Por Diorgeres de Assis Victorio


“Ainda que não existam números oficiais, pesquisas estimam, no período de 12 a 21 de maio de 2006, com base nos boletins de ocorrência e laudos periciais de mortes causadas por armas de fogo, um universo de 564 (quinhentas e sessenta e quatro) mortos e 110 feridos. Com relação às vítimas de homicídio, estas podem ser identificadas como civis – correspondendo a 505 (quinhentas e cinco) mortes — e agentes públicos – correspondendo a 59 (cinquenta e nove) mortes. A cada morte de 1 (um) agente público, ocorreram 8,6 mortes de civis. Nos dois primeiros dias, morreram 51(cinquenta e um) civis e 33 (trinta e três) agentes públicos. Isso dá razão de 1,5 mortes de civis a cada agente público assassinado. No momento posterior, durante a “onda de resposta”, foram assassinados 454 (quatrocentas e cinquenta e quatro) civis e de 26(vinte e seis) agentes públicos. Isto é, a cada agente público morto, 17,5 civis foram assassinados. Se, no momento dos primeiros ataques, a razão foi de 1 (um) agente público assassinado para cada 1,5 civis, no segundo momento, essa razão saltou para 17,5 civis a cada 1 agente estatal. 1. Sexo: Mais de 96% das vítimas eram homens. 2. Idade: Mais de 80% das vítimas tinham até 35 anos, sendo que, destas, mais de 63% era composta de jovens de até 25 anos. 3. Cor: Mais da metade dos assassinados eram negros e pardos. 4. Antecedentes Criminais: Apenas 6% das vítimas detinha algum antecedente junto à Justiça. (PRESIDÊNCIA DA REPÚBLICA SECRETARIA DE DIREITOS HUMANOS, CONSELHO DE DEFESA DOS DIREITOS DA PESSOA HUMANA, Comissão Especial “Crimes de Maio” – Resolução nº. 16/2010)(g.n.)

Em razão de nós do sistema prisional estarmos “meio preocupados” com o clima do sistema prisional, tendo em vista uma “informação” de uma provável comemoração do PCC quanto aos 10 anos do atentado de 2006, resolvi por bem, pelo menos por um período, parar os estudos sobre as sementes do PCC em outros Estados, semente essa germinada pela política criminógena devastadora do Estado de São Paulo e dar início a esse tema. Muitos de nós torcíamos e torcemos para que aqueles acontecimentos somente permaneçam na história mundial “televisiva” e etc. e que nunca mais se repita, seja em qualquer proporção.
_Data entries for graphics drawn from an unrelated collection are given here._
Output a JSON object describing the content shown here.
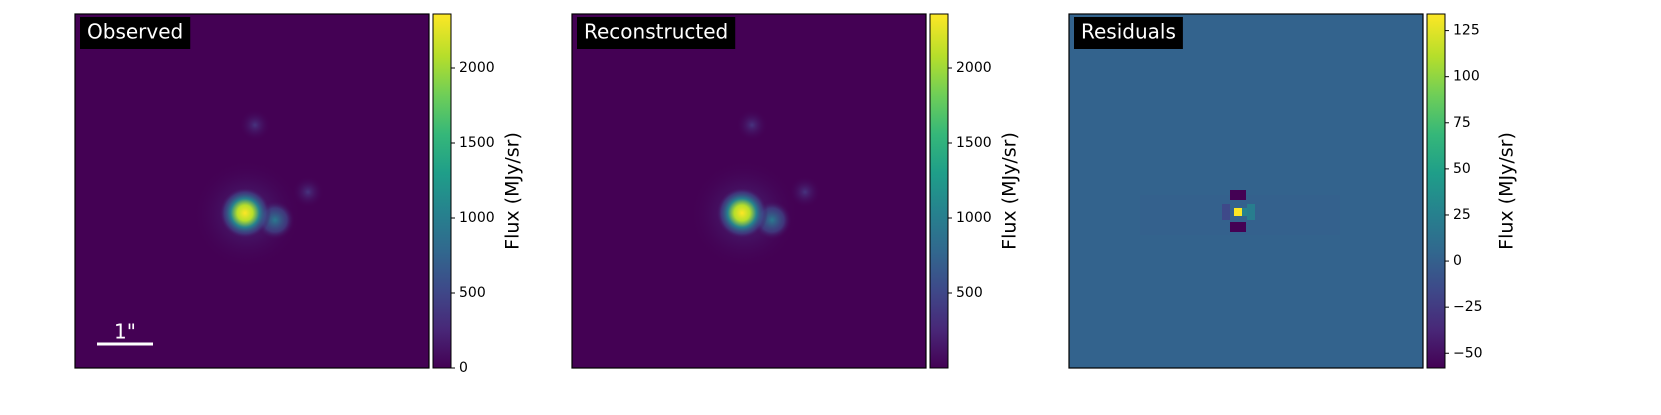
{
  "chart_data": [
    {
      "type": "image",
      "title": "Observed",
      "scalebar_label": "1\"",
      "colormap": "viridis",
      "colorbar_label": "Flux (MJy/sr)",
      "clim": [
        0,
        2360
      ],
      "cticks": [
        0,
        500,
        1000,
        1500,
        2000
      ]
    },
    {
      "type": "image",
      "title": "Reconstructed",
      "colormap": "viridis",
      "colorbar_label": "Flux (MJy/sr)",
      "clim": [
        0,
        2360
      ],
      "cticks": [
        500,
        1000,
        1500,
        2000
      ]
    },
    {
      "type": "image",
      "title": "Residuals",
      "colormap": "viridis",
      "colorbar_label": "Flux (MJy/sr)",
      "clim": [
        -58,
        134
      ],
      "cticks": [
        {
          "value": -50,
          "label": "−50"
        },
        {
          "value": -25,
          "label": "−25"
        },
        0,
        25,
        50,
        75,
        100,
        125
      ]
    }
  ]
}
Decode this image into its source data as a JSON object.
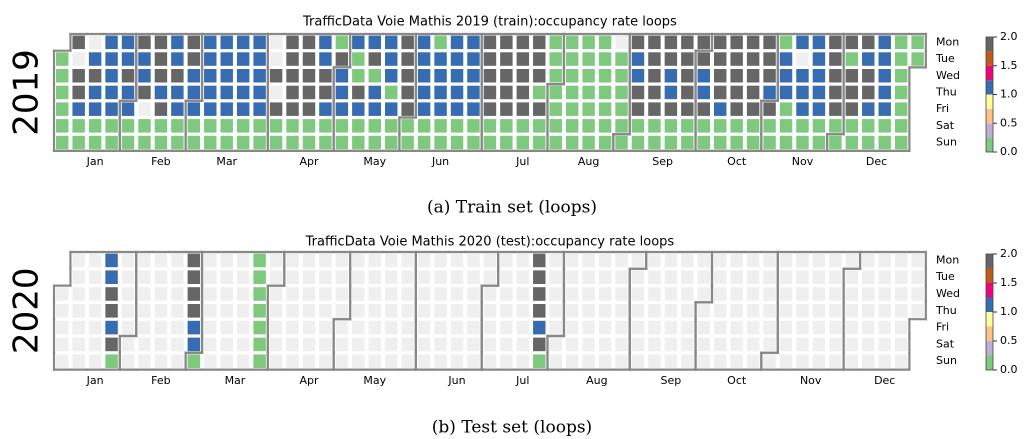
{
  "chart_data": [
    {
      "type": "calendar_heatmap",
      "title": "TrafficData Voie Mathis 2019 (train):occupancy rate loops",
      "year": 2019,
      "caption": "(a) Train set (loops)",
      "weekdays": [
        "Mon",
        "Tue",
        "Wed",
        "Thu",
        "Fri",
        "Sat",
        "Sun"
      ],
      "months": [
        "Jan",
        "Feb",
        "Mar",
        "Apr",
        "May",
        "Jun",
        "Jul",
        "Aug",
        "Sep",
        "Oct",
        "Nov",
        "Dec"
      ],
      "colormap": [
        "#7fc97f",
        "#beaed4",
        "#fdc086",
        "#ffff99",
        "#386cb0",
        "#f0027f",
        "#bf5b17",
        "#666666"
      ],
      "clim": [
        0,
        2
      ],
      "cbar_ticks": [
        {
          "value": 0,
          "label": "0.0"
        },
        {
          "value": 0.5,
          "label": "0.5"
        },
        {
          "value": 1,
          "label": "1.0"
        },
        {
          "value": 1.5,
          "label": "1.5"
        },
        {
          "value": 2,
          "label": "2.0"
        }
      ],
      "weeks": [
        [
          null,
          0.1,
          0.1,
          0.1,
          0.1,
          0.1,
          0.1
        ],
        [
          1.9,
          null,
          1.9,
          1.9,
          1.1,
          0.1,
          0.1
        ],
        [
          null,
          1.1,
          1.9,
          1.1,
          1.1,
          0.1,
          0.1
        ],
        [
          1.1,
          1.1,
          1.1,
          1.1,
          1.1,
          0.1,
          0.1
        ],
        [
          1.1,
          1.1,
          1.9,
          1.1,
          1.1,
          0.1,
          0.1
        ],
        [
          1.9,
          1.1,
          1.1,
          1.9,
          null,
          0.1,
          0.1
        ],
        [
          1.9,
          1.9,
          1.9,
          1.1,
          1.9,
          0.1,
          0.1
        ],
        [
          1.1,
          1.1,
          1.9,
          1.1,
          1.1,
          0.1,
          0.1
        ],
        [
          1.9,
          1.9,
          1.1,
          1.1,
          1.1,
          0.1,
          0.1
        ],
        [
          1.1,
          1.1,
          1.1,
          1.1,
          1.1,
          0.1,
          0.1
        ],
        [
          1.1,
          1.1,
          1.1,
          1.1,
          1.1,
          0.1,
          0.1
        ],
        [
          1.1,
          1.1,
          1.1,
          1.1,
          1.1,
          0.1,
          0.1
        ],
        [
          1.1,
          1.1,
          1.1,
          1.1,
          1.1,
          0.1,
          0.1
        ],
        [
          null,
          null,
          1.9,
          null,
          1.9,
          0.1,
          0.1
        ],
        [
          1.9,
          1.9,
          1.9,
          1.9,
          1.9,
          0.1,
          0.1
        ],
        [
          1.9,
          1.9,
          1.9,
          1.9,
          1.9,
          0.1,
          0.1
        ],
        [
          1.1,
          1.1,
          1.9,
          1.9,
          1.1,
          0.1,
          0.1
        ],
        [
          0.1,
          1.9,
          1.1,
          1.1,
          1.1,
          0.1,
          0.1
        ],
        [
          1.1,
          0.1,
          0.1,
          1.9,
          1.1,
          0.1,
          0.1
        ],
        [
          1.1,
          1.9,
          0.1,
          1.1,
          1.1,
          0.1,
          0.1
        ],
        [
          1.1,
          1.1,
          1.1,
          0.1,
          1.1,
          0.1,
          0.1
        ],
        [
          1.9,
          1.9,
          1.9,
          1.9,
          1.9,
          0.1,
          0.1
        ],
        [
          1.1,
          1.1,
          1.1,
          1.1,
          1.1,
          0.1,
          0.1
        ],
        [
          0.1,
          1.1,
          1.1,
          1.1,
          1.1,
          0.1,
          0.1
        ],
        [
          1.1,
          1.1,
          1.1,
          1.1,
          1.1,
          0.1,
          0.1
        ],
        [
          1.1,
          1.1,
          1.1,
          1.1,
          1.1,
          0.1,
          0.1
        ],
        [
          1.9,
          1.9,
          1.9,
          1.9,
          1.9,
          0.1,
          0.1
        ],
        [
          1.9,
          1.9,
          1.9,
          1.9,
          1.9,
          0.1,
          0.1
        ],
        [
          1.9,
          1.9,
          1.9,
          1.9,
          1.9,
          0.1,
          0.1
        ],
        [
          1.9,
          1.9,
          1.9,
          0.1,
          1.9,
          0.1,
          0.1
        ],
        [
          0.1,
          0.1,
          0.1,
          0.1,
          0.1,
          0.1,
          0.1
        ],
        [
          0.1,
          0.1,
          0.1,
          0.1,
          0.1,
          0.1,
          0.1
        ],
        [
          0.1,
          0.1,
          0.1,
          0.1,
          0.1,
          0.1,
          0.1
        ],
        [
          0.1,
          0.1,
          0.1,
          0.1,
          0.1,
          0.1,
          0.1
        ],
        [
          null,
          0.1,
          0.1,
          0.1,
          0.1,
          0.1,
          0.1
        ],
        [
          1.9,
          1.1,
          1.1,
          1.9,
          1.9,
          0.1,
          0.1
        ],
        [
          1.9,
          1.9,
          1.9,
          1.9,
          1.9,
          0.1,
          0.1
        ],
        [
          1.9,
          1.9,
          1.1,
          1.1,
          1.9,
          0.1,
          0.1
        ],
        [
          1.9,
          1.9,
          1.9,
          1.9,
          1.9,
          0.1,
          0.1
        ],
        [
          1.9,
          1.9,
          1.1,
          1.1,
          1.9,
          0.1,
          0.1
        ],
        [
          1.9,
          1.9,
          1.9,
          1.9,
          1.1,
          0.1,
          0.1
        ],
        [
          1.9,
          1.9,
          1.9,
          1.9,
          1.9,
          0.1,
          0.1
        ],
        [
          1.9,
          1.9,
          1.9,
          1.9,
          1.9,
          0.1,
          0.1
        ],
        [
          1.9,
          1.9,
          1.9,
          1.1,
          1.9,
          0.1,
          0.1
        ],
        [
          0.1,
          1.1,
          1.1,
          1.1,
          0.1,
          0.1,
          0.1
        ],
        [
          1.1,
          null,
          1.1,
          1.1,
          1.1,
          0.1,
          0.1
        ],
        [
          1.1,
          1.1,
          1.1,
          1.1,
          1.1,
          0.1,
          0.1
        ],
        [
          1.9,
          1.9,
          1.9,
          1.9,
          1.9,
          0.1,
          0.1
        ],
        [
          1.9,
          0.1,
          1.9,
          1.9,
          1.9,
          0.1,
          0.1
        ],
        [
          1.9,
          1.1,
          1.9,
          1.9,
          1.1,
          0.1,
          0.1
        ],
        [
          1.1,
          1.1,
          1.1,
          1.1,
          1.1,
          0.1,
          0.1
        ],
        [
          0.1,
          0.1,
          0.1,
          0.1,
          0.1,
          0.1,
          0.1
        ],
        [
          0.1,
          0.1,
          null,
          null,
          null,
          null,
          null
        ]
      ]
    },
    {
      "type": "calendar_heatmap",
      "title": "TrafficData Voie Mathis 2020 (test):occupancy rate loops",
      "year": 2020,
      "caption": "(b) Test set (loops)",
      "weekdays": [
        "Mon",
        "Tue",
        "Wed",
        "Thu",
        "Fri",
        "Sat",
        "Sun"
      ],
      "months": [
        "Jan",
        "Feb",
        "Mar",
        "Apr",
        "May",
        "Jun",
        "Jul",
        "Aug",
        "Sep",
        "Oct",
        "Nov",
        "Dec"
      ],
      "colormap": [
        "#7fc97f",
        "#beaed4",
        "#fdc086",
        "#ffff99",
        "#386cb0",
        "#f0027f",
        "#bf5b17",
        "#666666"
      ],
      "clim": [
        0,
        2
      ],
      "cbar_ticks": [
        {
          "value": 0,
          "label": "0.0"
        },
        {
          "value": 0.5,
          "label": "0.5"
        },
        {
          "value": 1,
          "label": "1.0"
        },
        {
          "value": 1.5,
          "label": "1.5"
        },
        {
          "value": 2,
          "label": "2.0"
        }
      ],
      "weeks": [
        [
          null,
          null,
          null,
          null,
          null,
          null,
          null
        ],
        [
          null,
          null,
          null,
          null,
          null,
          null,
          null
        ],
        [
          null,
          null,
          null,
          null,
          null,
          null,
          null
        ],
        [
          1.1,
          1.1,
          1.9,
          1.9,
          1.1,
          1.9,
          0.1
        ],
        [
          null,
          null,
          null,
          null,
          null,
          null,
          null
        ],
        [
          null,
          null,
          null,
          null,
          null,
          null,
          null
        ],
        [
          null,
          null,
          null,
          null,
          null,
          null,
          null
        ],
        [
          null,
          null,
          null,
          null,
          null,
          null,
          null
        ],
        [
          1.9,
          1.9,
          1.9,
          1.9,
          1.1,
          1.1,
          0.1
        ],
        [
          null,
          null,
          null,
          null,
          null,
          null,
          null
        ],
        [
          null,
          null,
          null,
          null,
          null,
          null,
          null
        ],
        [
          null,
          null,
          null,
          null,
          null,
          null,
          null
        ],
        [
          0.1,
          0.1,
          0.1,
          0.1,
          0.1,
          0.1,
          0.1
        ],
        [
          null,
          null,
          null,
          null,
          null,
          null,
          null
        ],
        [
          null,
          null,
          null,
          null,
          null,
          null,
          null
        ],
        [
          null,
          null,
          null,
          null,
          null,
          null,
          null
        ],
        [
          null,
          null,
          null,
          null,
          null,
          null,
          null
        ],
        [
          null,
          null,
          null,
          null,
          null,
          null,
          null
        ],
        [
          null,
          null,
          null,
          null,
          null,
          null,
          null
        ],
        [
          null,
          null,
          null,
          null,
          null,
          null,
          null
        ],
        [
          null,
          null,
          null,
          null,
          null,
          null,
          null
        ],
        [
          null,
          null,
          null,
          null,
          null,
          null,
          null
        ],
        [
          null,
          null,
          null,
          null,
          null,
          null,
          null
        ],
        [
          null,
          null,
          null,
          null,
          null,
          null,
          null
        ],
        [
          null,
          null,
          null,
          null,
          null,
          null,
          null
        ],
        [
          null,
          null,
          null,
          null,
          null,
          null,
          null
        ],
        [
          null,
          null,
          null,
          null,
          null,
          null,
          null
        ],
        [
          null,
          null,
          null,
          null,
          null,
          null,
          null
        ],
        [
          null,
          null,
          null,
          null,
          null,
          null,
          null
        ],
        [
          1.9,
          1.9,
          1.9,
          1.9,
          1.1,
          1.9,
          0.1
        ],
        [
          null,
          null,
          null,
          null,
          null,
          null,
          null
        ],
        [
          null,
          null,
          null,
          null,
          null,
          null,
          null
        ],
        [
          null,
          null,
          null,
          null,
          null,
          null,
          null
        ],
        [
          null,
          null,
          null,
          null,
          null,
          null,
          null
        ],
        [
          null,
          null,
          null,
          null,
          null,
          null,
          null
        ],
        [
          null,
          null,
          null,
          null,
          null,
          null,
          null
        ],
        [
          null,
          null,
          null,
          null,
          null,
          null,
          null
        ],
        [
          null,
          null,
          null,
          null,
          null,
          null,
          null
        ],
        [
          null,
          null,
          null,
          null,
          null,
          null,
          null
        ],
        [
          null,
          null,
          null,
          null,
          null,
          null,
          null
        ],
        [
          null,
          null,
          null,
          null,
          null,
          null,
          null
        ],
        [
          null,
          null,
          null,
          null,
          null,
          null,
          null
        ],
        [
          null,
          null,
          null,
          null,
          null,
          null,
          null
        ],
        [
          null,
          null,
          null,
          null,
          null,
          null,
          null
        ],
        [
          null,
          null,
          null,
          null,
          null,
          null,
          null
        ],
        [
          null,
          null,
          null,
          null,
          null,
          null,
          null
        ],
        [
          null,
          null,
          null,
          null,
          null,
          null,
          null
        ],
        [
          null,
          null,
          null,
          null,
          null,
          null,
          null
        ],
        [
          null,
          null,
          null,
          null,
          null,
          null,
          null
        ],
        [
          null,
          null,
          null,
          null,
          null,
          null,
          null
        ],
        [
          null,
          null,
          null,
          null,
          null,
          null,
          null
        ],
        [
          null,
          null,
          null,
          null,
          null,
          null,
          null
        ],
        [
          null,
          null,
          null,
          null,
          null,
          null,
          null
        ]
      ]
    }
  ]
}
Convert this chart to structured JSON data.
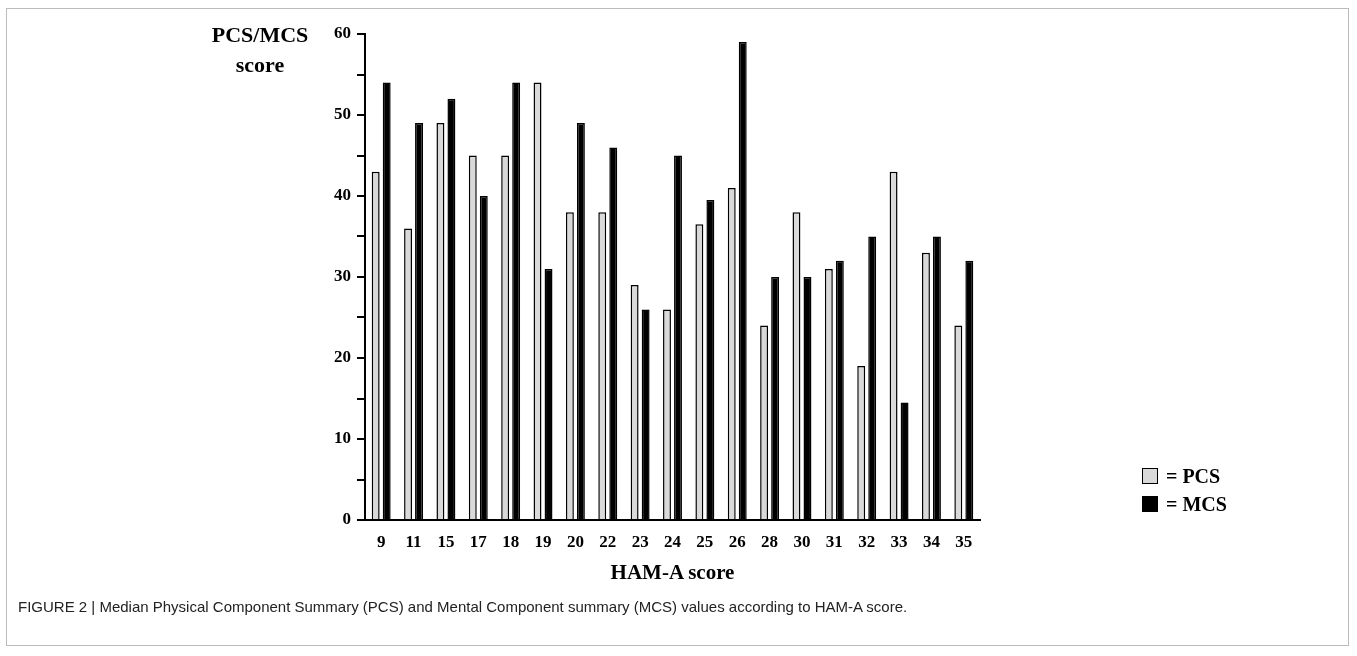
{
  "chart_data": {
    "type": "bar",
    "ylabel": "PCS/MCS score",
    "xlabel": "HAM-A score",
    "categories": [
      "9",
      "11",
      "15",
      "17",
      "18",
      "19",
      "20",
      "22",
      "23",
      "24",
      "25",
      "26",
      "28",
      "30",
      "31",
      "32",
      "33",
      "34",
      "35"
    ],
    "series": [
      {
        "name": "= PCS",
        "color": "#d9d9d9",
        "values": [
          43,
          36,
          49,
          45,
          45,
          54,
          38,
          38,
          29,
          26,
          36.5,
          41,
          24,
          38,
          31,
          19,
          43,
          33,
          24
        ]
      },
      {
        "name": "= MCS",
        "color": "#000000",
        "values": [
          54,
          49,
          52,
          40,
          54,
          31,
          49,
          46,
          26,
          45,
          39.5,
          59,
          30,
          30,
          32,
          35,
          14.5,
          35,
          32
        ]
      }
    ],
    "ylim": [
      0,
      60
    ],
    "yticks": [
      0,
      {
        "value": 5,
        "label": null
      },
      10,
      {
        "value": 15,
        "label": null
      },
      20,
      {
        "value": 25,
        "label": null
      },
      30,
      {
        "value": 35,
        "label": null
      },
      40,
      {
        "value": 45,
        "label": null
      },
      50,
      {
        "value": 55,
        "label": null
      },
      60
    ],
    "grid": false,
    "legend": "bottom right",
    "annotations": [
      "FIGURE 2 | Median Physical Component Summary (PCS) and Mental Component summary (MCS) values according to HAM-A score."
    ]
  }
}
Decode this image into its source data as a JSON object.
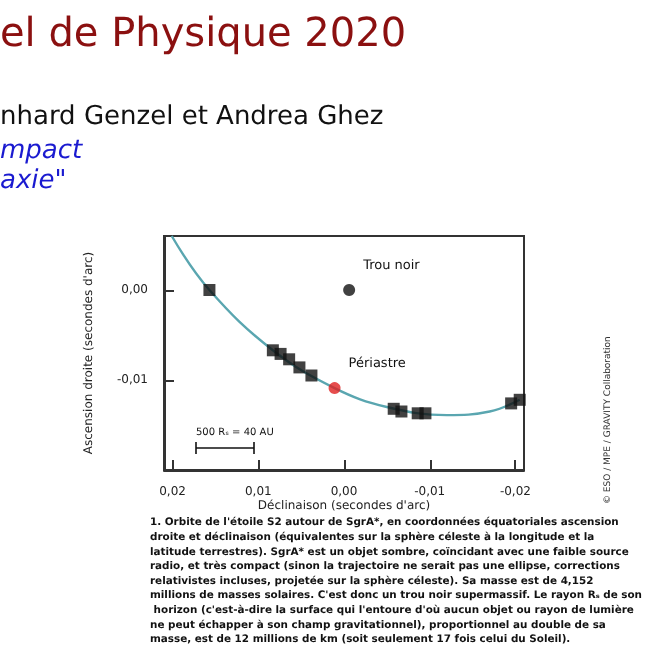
{
  "chart_data": {
    "type": "scatter",
    "title": "el de Physique 2020",
    "subtitle": "nhard Genzel et Andrea Ghez",
    "xlabel": "Déclinaison (secondes d'arc)",
    "ylabel": "Ascension droite (secondes d'arc)",
    "xlim": [
      0.021,
      -0.021
    ],
    "ylim": [
      -0.02,
      0.006
    ],
    "xticks": [
      {
        "value": 0.02,
        "label": "0,02"
      },
      {
        "value": 0.01,
        "label": "0,01"
      },
      {
        "value": 0,
        "label": "0,00"
      },
      {
        "value": -0.01,
        "label": "-0,01"
      },
      {
        "value": -0.02,
        "label": "-0,02"
      }
    ],
    "yticks": [
      {
        "value": 0,
        "label": "0,00"
      },
      {
        "value": -0.01,
        "label": "-0,01"
      }
    ],
    "grid": false,
    "series": [
      {
        "type": "line",
        "color": "#5aa6b0",
        "marker": "none",
        "x": [
          0.0201,
          0.0157,
          0.0083,
          0.0011,
          -0.005,
          -0.012,
          -0.017,
          -0.0205
        ],
        "values": [
          0.006,
          0,
          -0.0067,
          -0.0109,
          -0.013,
          -0.0139,
          -0.0135,
          -0.0122
        ]
      },
      {
        "color": "#111111",
        "marker": "square",
        "x": [
          0.0157,
          0.0083,
          0.0074,
          0.0064,
          0.0052,
          0.0038,
          -0.0058,
          -0.0067,
          -0.0086,
          -0.0095,
          -0.0195,
          -0.0205
        ],
        "values": [
          0,
          -0.0067,
          -0.0071,
          -0.0077,
          -0.0086,
          -0.0095,
          -0.0132,
          -0.0135,
          -0.0137,
          -0.0137,
          -0.0126,
          -0.0122
        ]
      },
      {
        "color": "#e02020",
        "marker": "circle",
        "x": [
          0.0011
        ],
        "values": [
          -0.0109
        ]
      },
      {
        "color": "#111111",
        "marker": "circle",
        "x": [
          -0.0006
        ],
        "values": [
          0
        ]
      }
    ],
    "annotations": [
      "mpact",
      "axie\"",
      {
        "text": "Trou noir",
        "x": -0.0006,
        "y": 0
      },
      {
        "text": "Périastre",
        "x": 0.0011,
        "y": -0.0109
      },
      "500 Rₛ = 40 AU",
      "© ESO / MPE / GRAVITY Collaboration",
      {
        "text": "1. Orbite de l'étoile S2 autour de SgrA*, en coordonnées équatoriales ascension droite et déclinaison (équivalentes sur la sphère céleste à la longitude et la latitude terrestres). SgrA* est un objet sombre, coïncidant avec une faible source radio, et très compact (sinon la trajectoire ne serait pas une ellipse, corrections relativistes incluses, projetée sur la sphère céleste). Sa masse est de 4,152 millions de masses solaires. C'est donc un trou noir supermassif. Le rayon Rₛ de son horizon (c'est-à-dire la surface qui l'entoure d'où aucun objet ou rayon de lumière ne peut échapper à son champ gravitationnel), proportionnel au double de sa masse, est de 12 millions de km (soit seulement 17 fois celui du Soleil)."
      }
    ]
  }
}
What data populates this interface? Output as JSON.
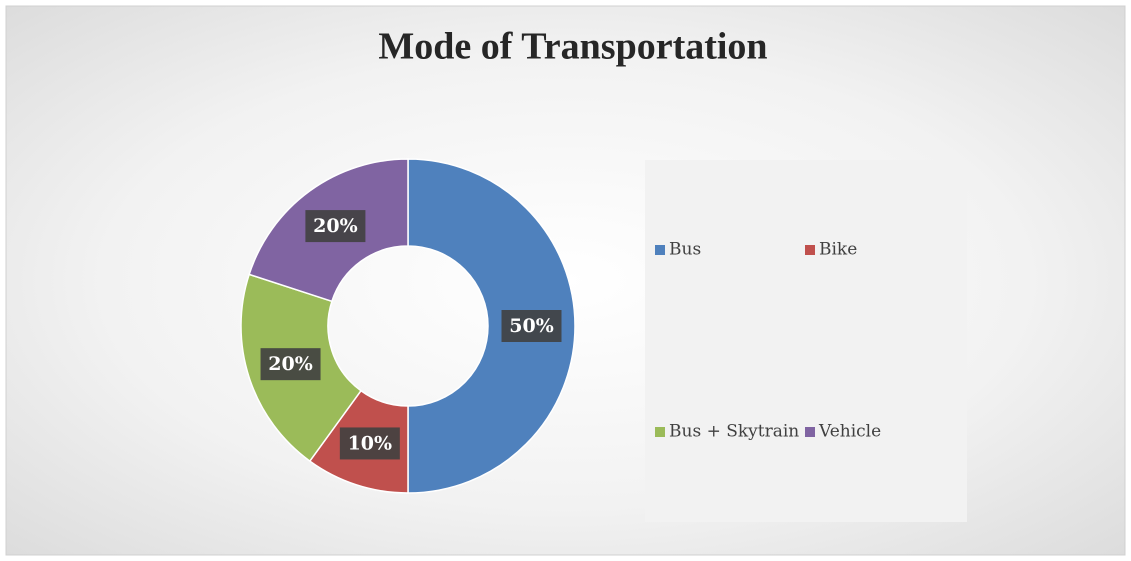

Me recordo bem dessa data, eu era um “Kamikaze”[1] (na verdade essa é uma das características de minha pessoa), pois não acreditava que o estado mais poderoso do nosso país tinha se acovardado e estava se escondendo do PCC, isso na época (2006) provocava muita revolta em nós agentes, pois se o PCC chegou nesse gigantismo atual, isso ocorreu por omissão do Estado que deixou o crime (um grupo de criminosos) dentro das cadeias se transformar em uma organização criminosa e não ter mais poder para combatê-lo por temer mais problemas. Eu andava a pé pela rua, também circulava de carro, pois queria ver com meus próprios olhos o que estava acontecendo. Lamentavelmente vi que a rua defronte ao 2º Batalhão de Engenharia de Combate estava cercada com “cavalos de frisa” feitos de trilhos de trem que tinham por objetivo impedir o acesso ao Batalhão para que assim eles não fossem vítimas de um assalto ou furto de armas, explosivos e etc.

Passando em frente do antigo Fórum, também o vi com dois cavalos de frisa e a delegacia de polícia também estava do mesmo modo. Eu não via uma viatura da polícia militar circulando pela rua, nem ao menos da polícia militar do corpo de bombeiros. Voltei a minha residência inconformado, a cidade estava deserta, um verdadeiro cemitério, só sentia a brisa do vento circulando pelas ruas, não vi nem uma “alma penada” circulando. Estavam todos temerosos. Na imprensa só havia a divulgação de mais atentados, veículos sendo queimados e o Estado se acovardando cada vez mais. Tudo se iniciou no dia 12 de maio, coincidentemente ou não, mesma data que é comemorada o dia do agente de segurança penitenciária. Perdurou até o dia 21 de Maio, então ainda estamos em um prazo para o PCC ainda poder dar início a sua comemoração mesmo que seja um pouco tardiamente, mas espero que isso não ocorra, pois sei que mais uma vez o Estado não está preparado para os mesmos. Com certeza mais uma vez São Paulo pedirá ajuda.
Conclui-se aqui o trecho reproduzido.